For investors looking to capitalize off of the rise of industrialization in emerging markets, CONSOL Energy (CNX), Patriot Coal (PCX), and Arch Coal (ACI) are worthy of consideration. According to T1 Banker, CONSOL is currently preferred with a "strong buy" rating. Based on my review of the fundamentals, DCF model, and multiples analysis, I similarly find attractive upside in CONSOL.
From a multiples perspective, CONSOL is the cheapest of the three. It trades at a respective 13.6x and 11.7x past and forward earnings with a dividend yield of 1.3%. Arch Coal, on the other hand, trades at a respective 18.9x and 10.5x past and forward earnings with a dividend yield of 3.1%. To put this under greater context, consider that CONSOL is valued at only 56% of its historical 5-year average PE multiple!
At the fourth quarter earnings call, CONSOL's management noted fairly strong results:
Net income was $196 million or $0.85 per diluted share for the fourth quarter of 2011 compared to $104 million or $0.46 per diluted share for the fourth quarter of 2010. This is an increase of 88%. Total sales revenue for the fourth quarter of 2011 was nearly $1.4 billion. That's up 6% year-over-year.
For the fourth quarter of 2011, we generated operating cash flow of $275 million and EBITDA of $440 million. The primary driver for the quarterly results was the $17.95 per ton coal margins, which was an increase of 7%.

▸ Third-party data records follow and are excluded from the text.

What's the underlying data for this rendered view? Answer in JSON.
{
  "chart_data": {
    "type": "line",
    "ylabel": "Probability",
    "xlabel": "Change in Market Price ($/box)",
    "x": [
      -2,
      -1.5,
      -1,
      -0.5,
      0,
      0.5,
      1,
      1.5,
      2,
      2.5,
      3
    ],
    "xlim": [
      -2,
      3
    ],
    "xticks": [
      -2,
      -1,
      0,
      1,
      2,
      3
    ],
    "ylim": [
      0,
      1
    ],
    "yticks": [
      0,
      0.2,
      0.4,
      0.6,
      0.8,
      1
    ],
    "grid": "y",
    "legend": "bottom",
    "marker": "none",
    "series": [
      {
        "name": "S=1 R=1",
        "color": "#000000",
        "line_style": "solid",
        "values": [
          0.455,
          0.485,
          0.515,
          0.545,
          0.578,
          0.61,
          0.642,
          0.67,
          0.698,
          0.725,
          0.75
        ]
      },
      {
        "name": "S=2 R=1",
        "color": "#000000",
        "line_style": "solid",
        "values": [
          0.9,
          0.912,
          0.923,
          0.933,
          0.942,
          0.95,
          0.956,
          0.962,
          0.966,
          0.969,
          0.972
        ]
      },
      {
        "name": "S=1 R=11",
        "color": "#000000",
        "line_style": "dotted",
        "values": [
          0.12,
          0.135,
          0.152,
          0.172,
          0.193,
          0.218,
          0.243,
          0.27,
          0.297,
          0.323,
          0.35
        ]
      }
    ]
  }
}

The company is well positioned with its large-scale operations in Northern Appalachia as trends worsen in Central Appalachia. Following the $3.5B acquisition of Dominion's (D) gas assets, the company has become less of a coal firm than what investors acknowledge. Investors will benefit from high-risk adjusted returns by rejecting the myopic thinking of the market and backing natural gas, which will be driven by strong secular trends. Aside from natural gas, the company has excellent margins in coal as a result of its low-cost operations at longwall mines.
Consensus estimates for CONSOL's EPS forecast that it will decline by 10.3% to $2.71 in 2012 and then grow by 18.1% and 15% in the following two years. Modeling a 3-year CAGR of 6.8% for EPS and then discounting backwards by a WACC of 9% yields a fair value figure of $47.16, implying 26.1% upside.

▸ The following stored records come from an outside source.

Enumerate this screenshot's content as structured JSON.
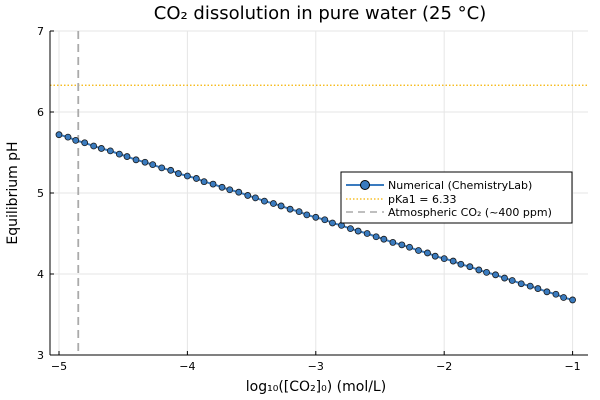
{
  "chart_data": {
    "type": "line",
    "title": "CO₂ dissolution in pure water (25 °C)",
    "xlabel": "log₁₀([CO₂]₀) (mol/L)",
    "ylabel": "Equilibrium pH",
    "xlim": [
      -5.07,
      -0.88
    ],
    "ylim": [
      3,
      7
    ],
    "xticks": [
      -5,
      -4,
      -3,
      -2,
      -1
    ],
    "xtick_labels": [
      "−5",
      "−4",
      "−3",
      "−2",
      "−1"
    ],
    "yticks": [
      3,
      4,
      5,
      6,
      7
    ],
    "ytick_labels": [
      "3",
      "4",
      "5",
      "6",
      "7"
    ],
    "grid": true,
    "legend_placement": "right",
    "series": [
      {
        "name": "Numerical (ChemistryLab)",
        "color": "#3a7bbf",
        "marker": "circle",
        "x": [
          -5,
          -4.93,
          -4.87,
          -4.8,
          -4.73,
          -4.67,
          -4.6,
          -4.53,
          -4.47,
          -4.4,
          -4.33,
          -4.27,
          -4.2,
          -4.13,
          -4.07,
          -4,
          -3.93,
          -3.87,
          -3.8,
          -3.73,
          -3.67,
          -3.6,
          -3.53,
          -3.47,
          -3.4,
          -3.33,
          -3.27,
          -3.2,
          -3.13,
          -3.07,
          -3,
          -2.93,
          -2.87,
          -2.8,
          -2.73,
          -2.67,
          -2.6,
          -2.53,
          -2.47,
          -2.4,
          -2.33,
          -2.27,
          -2.2,
          -2.13,
          -2.07,
          -2,
          -1.93,
          -1.87,
          -1.8,
          -1.73,
          -1.67,
          -1.6,
          -1.53,
          -1.47,
          -1.4,
          -1.33,
          -1.27,
          -1.2,
          -1.13,
          -1.07,
          -1
        ],
        "y": [
          5.72,
          5.69,
          5.65,
          5.62,
          5.58,
          5.55,
          5.52,
          5.48,
          5.45,
          5.41,
          5.38,
          5.35,
          5.31,
          5.28,
          5.24,
          5.21,
          5.18,
          5.14,
          5.11,
          5.07,
          5.04,
          5.01,
          4.97,
          4.94,
          4.9,
          4.87,
          4.84,
          4.8,
          4.77,
          4.73,
          4.7,
          4.67,
          4.63,
          4.6,
          4.56,
          4.53,
          4.5,
          4.46,
          4.43,
          4.39,
          4.36,
          4.33,
          4.29,
          4.26,
          4.22,
          4.19,
          4.16,
          4.12,
          4.09,
          4.05,
          4.02,
          3.99,
          3.95,
          3.92,
          3.88,
          3.85,
          3.82,
          3.78,
          3.75,
          3.71,
          3.68
        ]
      },
      {
        "name": "pKa1 = 6.33",
        "color": "#f5b301",
        "style": "dotted",
        "hline": 6.33
      },
      {
        "name": "Atmospheric CO₂ (~400 ppm)",
        "color": "#aaaaaa",
        "style": "dashed",
        "vline": -4.85
      }
    ]
  }
}
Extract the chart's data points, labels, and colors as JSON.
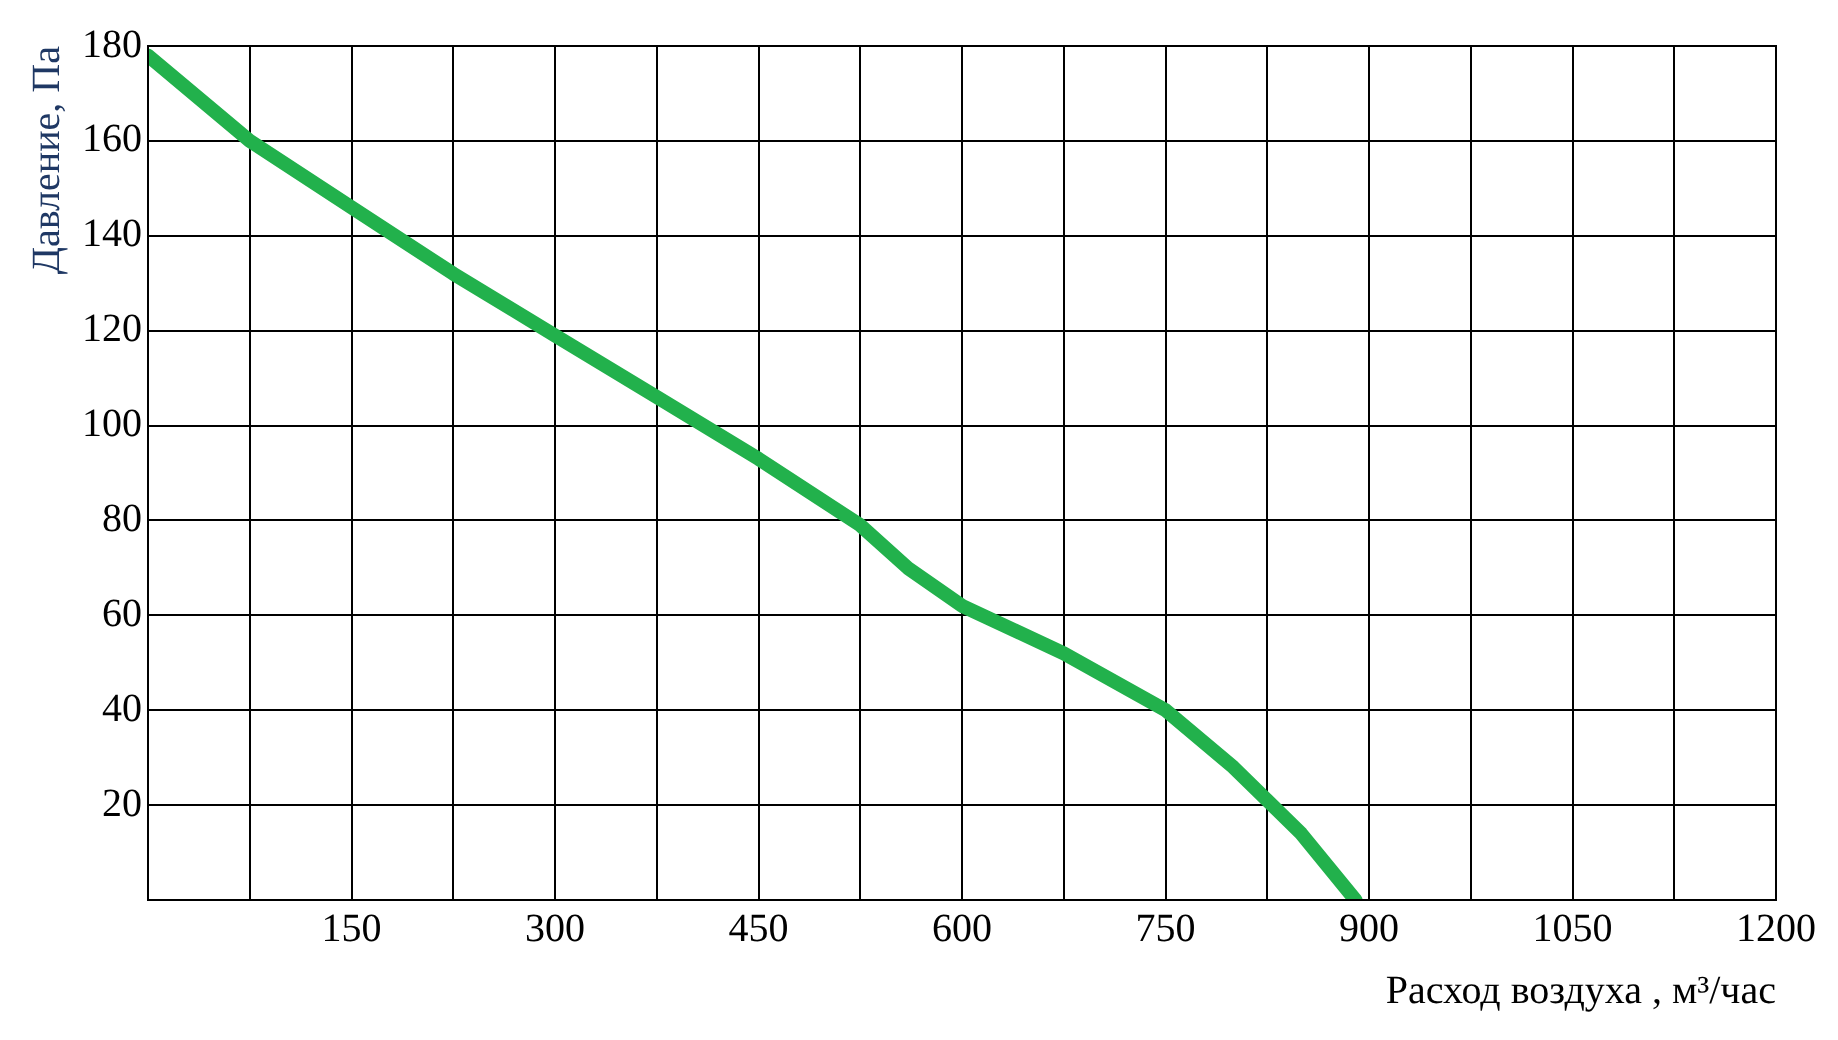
{
  "chart_data": {
    "type": "line",
    "xlabel": "Расход воздуха , м³/час",
    "ylabel": "Давление, Па",
    "x": [
      0,
      75,
      150,
      225,
      300,
      375,
      450,
      525,
      560,
      600,
      675,
      750,
      800,
      850,
      890
    ],
    "series": [
      {
        "color": "#22b14c",
        "values": [
          178,
          160,
          146,
          132,
          119,
          106,
          93,
          79,
          70,
          62,
          52,
          40,
          28,
          14,
          0
        ]
      }
    ],
    "xlim": [
      0,
      1200
    ],
    "ylim": [
      0,
      180
    ],
    "xticks": [
      {
        "value": 0,
        "label": null
      },
      {
        "value": 75,
        "label": null
      },
      150,
      {
        "value": 225,
        "label": null
      },
      300,
      {
        "value": 375,
        "label": null
      },
      450,
      {
        "value": 525,
        "label": null
      },
      600,
      {
        "value": 675,
        "label": null
      },
      750,
      {
        "value": 825,
        "label": null
      },
      900,
      {
        "value": 975,
        "label": null
      },
      1050,
      {
        "value": 1125,
        "label": null
      },
      1200
    ],
    "yticks": [
      {
        "value": 0,
        "label": null
      },
      20,
      40,
      60,
      80,
      100,
      120,
      140,
      160,
      180
    ],
    "grid": true,
    "legend": false,
    "marker": "none",
    "line_style": "solid"
  }
}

Patriot Coal is a considerably riskier firm with 200% more volatility than the broader market. It has struggled to renegotiate contracts and recently announced that it will be idling 1.8M tons of production from its Big Mountain thermal coal plant. This announcement follows disappointing news that it was idling 5 met coal plants. Management, however, argues that it has flexible control over production and can easily tap operations when the demand outlook improves. Fourth quarter loss of $0.44 per share was far below consensus estimate for a loss of $0.28. The company guided for 27-29M tons of coal sales 7M tons of thermal exports in 2012.
Consensus estimates for Patriot Coal's EPS forecast that it will trend towards a loss of $0.80 in 2013 and then drop to a loss of $1.40 in 2014. With the bar being set low, however, investors have significant upside to reap from better-than-expected global economic growth.

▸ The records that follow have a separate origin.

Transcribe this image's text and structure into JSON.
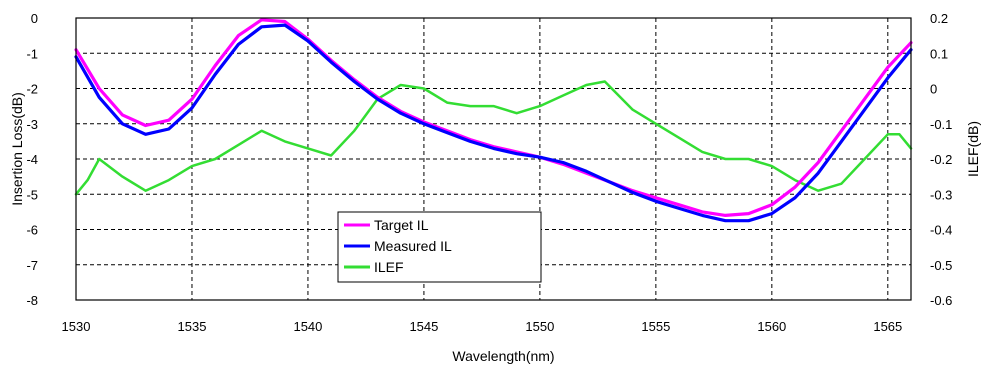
{
  "chart_data": {
    "type": "line",
    "xlabel": "Wavelength(nm)",
    "ylabel": "Insertion Loss(dB)",
    "y2label": "ILEF(dB)",
    "xlim": [
      1530,
      1566
    ],
    "ylim": [
      -8,
      0
    ],
    "y2lim": [
      -0.6,
      0.2
    ],
    "xticks": [
      1530,
      1535,
      1540,
      1545,
      1550,
      1555,
      1560,
      1565
    ],
    "yticks": [
      0,
      -1,
      -2,
      -3,
      -4,
      -5,
      -6,
      -7,
      -8
    ],
    "y2ticks": [
      0.2,
      0.1,
      0,
      -0.1,
      -0.2,
      -0.3,
      -0.4,
      -0.5,
      -0.6
    ],
    "grid": true,
    "legend_position": "bottom-center",
    "series": [
      {
        "name": "Target IL",
        "axis": "left",
        "color": "#ff00ff",
        "x": [
          1530,
          1531,
          1532,
          1533,
          1534,
          1535,
          1536,
          1537,
          1538,
          1539,
          1540,
          1541,
          1542,
          1543,
          1544,
          1545,
          1546,
          1547,
          1548,
          1549,
          1550,
          1551,
          1552,
          1553,
          1554,
          1555,
          1556,
          1557,
          1558,
          1559,
          1560,
          1561,
          1562,
          1563,
          1564,
          1565,
          1566
        ],
        "y": [
          -0.9,
          -2.0,
          -2.75,
          -3.05,
          -2.9,
          -2.3,
          -1.35,
          -0.5,
          -0.05,
          -0.1,
          -0.6,
          -1.2,
          -1.75,
          -2.25,
          -2.65,
          -2.95,
          -3.2,
          -3.45,
          -3.65,
          -3.8,
          -3.95,
          -4.15,
          -4.4,
          -4.65,
          -4.9,
          -5.1,
          -5.3,
          -5.5,
          -5.6,
          -5.55,
          -5.3,
          -4.8,
          -4.1,
          -3.2,
          -2.3,
          -1.4,
          -0.7
        ]
      },
      {
        "name": "Measured IL",
        "axis": "left",
        "color": "#0000ff",
        "x": [
          1530,
          1531,
          1532,
          1533,
          1534,
          1535,
          1536,
          1537,
          1538,
          1539,
          1540,
          1541,
          1542,
          1543,
          1544,
          1545,
          1546,
          1547,
          1548,
          1549,
          1550,
          1551,
          1552,
          1553,
          1554,
          1555,
          1556,
          1557,
          1558,
          1559,
          1560,
          1561,
          1562,
          1563,
          1564,
          1565,
          1566
        ],
        "y": [
          -1.1,
          -2.25,
          -3.0,
          -3.3,
          -3.15,
          -2.55,
          -1.6,
          -0.75,
          -0.25,
          -0.2,
          -0.65,
          -1.25,
          -1.8,
          -2.3,
          -2.7,
          -3.0,
          -3.25,
          -3.5,
          -3.7,
          -3.85,
          -3.95,
          -4.1,
          -4.35,
          -4.65,
          -4.95,
          -5.2,
          -5.4,
          -5.6,
          -5.75,
          -5.75,
          -5.55,
          -5.1,
          -4.4,
          -3.5,
          -2.6,
          -1.7,
          -0.9
        ]
      },
      {
        "name": "ILEF",
        "axis": "right",
        "color": "#33dd33",
        "x": [
          1530,
          1530.5,
          1531,
          1532,
          1533,
          1534,
          1535,
          1536,
          1537,
          1538,
          1539,
          1540,
          1541,
          1542,
          1543,
          1544,
          1545,
          1546,
          1547,
          1548,
          1549,
          1550,
          1551,
          1552,
          1552.8,
          1554,
          1555,
          1556,
          1557,
          1558,
          1559,
          1560,
          1561,
          1562,
          1563,
          1564,
          1565,
          1565.5,
          1566
        ],
        "y": [
          -0.3,
          -0.26,
          -0.2,
          -0.25,
          -0.29,
          -0.26,
          -0.22,
          -0.2,
          -0.16,
          -0.12,
          -0.15,
          -0.17,
          -0.19,
          -0.12,
          -0.03,
          0.01,
          0.0,
          -0.04,
          -0.05,
          -0.05,
          -0.07,
          -0.05,
          -0.02,
          0.01,
          0.02,
          -0.06,
          -0.1,
          -0.14,
          -0.18,
          -0.2,
          -0.2,
          -0.22,
          -0.26,
          -0.29,
          -0.27,
          -0.2,
          -0.13,
          -0.13,
          -0.17
        ]
      }
    ]
  }
}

Additional disclosure: We seek IR business relationships with all of the firms in our coverage, but research covered in this note is independent and prospectively commissioned. The distributor of this research report is not a licensed investment adviser or broker dealer. Investors are cautioned to perform their own due diligence. Always discuss investments with a licensed professional before making any financial decision. Statements made within this report may include “forward-looking statements” as stipulated under Section 27A of the Securities Act of 1933, Section 21E of the Securities Act of 1934, and the Private Securities Litigation Reform Act of 1995. Since these statements are uncertain, actual results may be materially different from those expected.